This post has been a long time coming and I have been hinting at it for a while.
Last month, I left my very decent job to become a Philosophy student.
To some people, perhaps this will seem crazy. Quitting a job with good prospects, a salary, the opportunity to travel, throwing away the social capital of liking and trust I’d made efforts to build, to have to pinch pennies back at university exhausting savings that could better have been spent on a pension or house, all to study for an unnecessary extra degree that may well not improve my future prospects – this is not the mentality that makes one a second homeowner or a comfortable early retiree.
Why? Is this just millennial traipse, or fear of commitment and hard work?
About a year ago I started this blog. I was obviously tired of the London Young Professional vibe: the shallow pursuits, the burning through money, the illusion of ‘doing life’ that had me blindly attempting to advance ‘my career’ without evaluating whether that should be a top priority, and filling in the gaps in the pub while failing to pursue any deeper yearnings that arose. I started the blog, eventually, because I wanted a reason to read more, engage with things, keep my mind active; and a few months later, I started making my applications.

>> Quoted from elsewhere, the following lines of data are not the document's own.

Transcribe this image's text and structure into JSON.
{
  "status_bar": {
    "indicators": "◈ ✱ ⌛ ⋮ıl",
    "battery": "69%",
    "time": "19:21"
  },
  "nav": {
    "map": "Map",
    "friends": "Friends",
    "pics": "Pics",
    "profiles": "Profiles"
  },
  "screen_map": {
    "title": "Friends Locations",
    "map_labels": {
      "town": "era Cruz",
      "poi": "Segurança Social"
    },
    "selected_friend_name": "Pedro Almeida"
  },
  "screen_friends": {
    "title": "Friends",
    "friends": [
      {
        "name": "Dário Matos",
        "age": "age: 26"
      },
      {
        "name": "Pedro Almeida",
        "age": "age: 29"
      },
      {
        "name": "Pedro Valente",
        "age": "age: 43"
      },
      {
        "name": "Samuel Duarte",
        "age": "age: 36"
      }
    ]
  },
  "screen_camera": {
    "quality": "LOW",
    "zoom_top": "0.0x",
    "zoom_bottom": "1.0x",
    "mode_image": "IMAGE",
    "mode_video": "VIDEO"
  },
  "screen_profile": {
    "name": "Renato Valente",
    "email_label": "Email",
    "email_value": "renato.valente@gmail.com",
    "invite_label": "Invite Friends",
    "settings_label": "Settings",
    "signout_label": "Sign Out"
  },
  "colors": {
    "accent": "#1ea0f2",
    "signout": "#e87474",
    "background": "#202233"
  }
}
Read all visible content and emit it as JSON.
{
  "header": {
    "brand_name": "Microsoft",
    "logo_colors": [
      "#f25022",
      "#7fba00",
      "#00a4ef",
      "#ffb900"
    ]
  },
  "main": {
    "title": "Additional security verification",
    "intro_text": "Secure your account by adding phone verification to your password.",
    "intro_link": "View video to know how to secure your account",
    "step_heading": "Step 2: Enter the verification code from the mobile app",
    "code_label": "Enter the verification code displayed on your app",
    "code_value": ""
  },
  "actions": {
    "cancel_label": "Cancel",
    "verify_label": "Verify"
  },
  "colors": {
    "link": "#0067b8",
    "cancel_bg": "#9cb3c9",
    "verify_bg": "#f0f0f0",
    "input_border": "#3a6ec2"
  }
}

Something was obviously missing; where else, among so many advantages, could the drive for these first small and later more drastic changes come from, other than from a deep lack that bubbled along under the surface even if, many days, it didn’t make itself felt. That feeling that something is lacking is not fleeting, and it’s not laziness or entitlement that makes me think I should pursue it whole-heartedly rather than waste time wondering whether it’s normal and will go away. No matter how many books and blogs you squeeze into your (very limited) spare time, how many times you try to re-engineer your daily tasks around it, that feeling will grow and ripen until you can no longer ignore it, until the day when it has no choice but to drop from the tree. Ultimately, it became clear that I was missing Important Information About The World, and systematically catching up on this, or at least giving myself the apparatus to do so, required something more than churning out articlettes every now and then when the mind is at its least fresh.
Who cares? I hear you say. People do this all the time. Well, this certainly isn’t one of those articles on ‘How to quit your job and pursue your dream’. If nothing else, this is a note to self about decision-making and drive. When I sat down and looked at all possible outcomes, it became clear that no compromise was possible; or, that ‘what gave’ had to be advancement and money, and not time or desire. The gut wants what the gut wants!
Let us hope that the grass of pastures new will turn out to be as green as it looked from the tarmac.